At Step Three, ALJ Sutker determined that Plaintiff did not have an impairment or combination of impairments that met or medically equaled the severity of one of the Listings. In doing so, the ALJ analyzed Plaintiffs hearing loss under Listing 2.11 and found that Plaintiffs speech reception threshold was at 45 dbHL in the left ear and 55 dbHL in the right ear with a word recognition score of 72% at 85 dbHL in the left ear. ALJ Sutker noted there was no evidence of a word recognition score of 60% or less using the Hearing Noise Test.

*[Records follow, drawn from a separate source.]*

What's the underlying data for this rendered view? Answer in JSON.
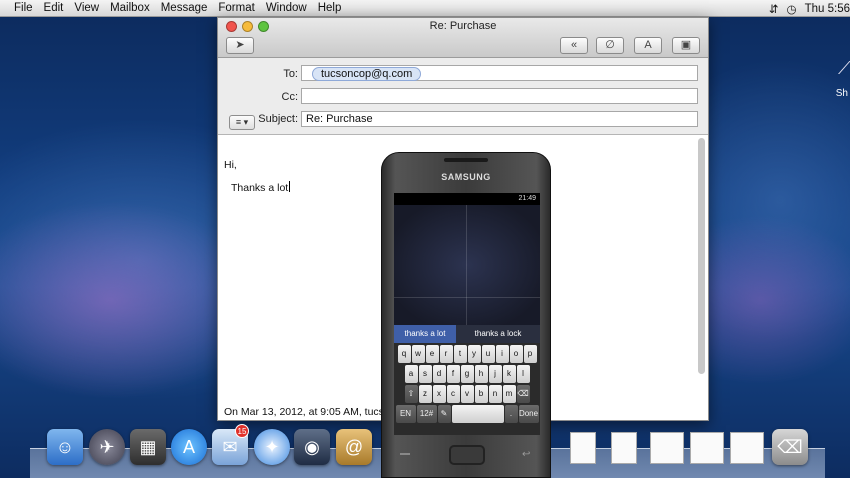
{
  "menubar": {
    "items": [
      "File",
      "Edit",
      "View",
      "Mailbox",
      "Message",
      "Format",
      "Window",
      "Help"
    ],
    "clock": "Thu 5:56"
  },
  "desktop": {
    "drive_label": "Sh"
  },
  "window": {
    "title": "Re: Purchase",
    "to_label": "To:",
    "to_value": "tucsoncop@q.com",
    "cc_label": "Cc:",
    "cc_value": "",
    "subject_label": "Subject:",
    "subject_value": "Re: Purchase",
    "body_line1": "Hi,",
    "body_line2": "Thanks a lot",
    "quote_line": "On Mar 13, 2012, at 9:05 AM, tucsonco"
  },
  "dock": {
    "mail_badge": "15"
  },
  "phone": {
    "brand": "SAMSUNG",
    "status_time": "21:49",
    "suggestion_1": "thanks a lot",
    "suggestion_2": "thanks a lock",
    "keys_row1": [
      "q",
      "w",
      "e",
      "r",
      "t",
      "y",
      "u",
      "i",
      "o",
      "p"
    ],
    "keys_row2": [
      "a",
      "s",
      "d",
      "f",
      "g",
      "h",
      "j",
      "k",
      "l"
    ],
    "keys_row3": [
      "z",
      "x",
      "c",
      "v",
      "b",
      "n",
      "m"
    ],
    "key_en": "EN",
    "key_sym": "12#",
    "key_done": "Done"
  }
}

She concluded that Plaintiffs impairments did not meet or medically equal the criteria of Listing 11.14, Peripheral Neuropathy, because the objective medical evidence did not establish:

(A) disorganization of motor function in two extremities, resulting in an extreme limitation in the ability to stand up from a seated position, balance while standing or walking, or use the upper extremities or (B) marked limitation in physical functioning, and in one of the following: (1) understanding, remembering, or applying information, (2) interacting with others, (3) concentrating, persisting, or maintaining pace, or (4) adapting or managing oneself.
Id. at 18.

Acknowledging that diabetes mellitus and obesity are no longer listed impairments, ALJ Sutker nonetheless found these conditions did not cause Listing-level impairments.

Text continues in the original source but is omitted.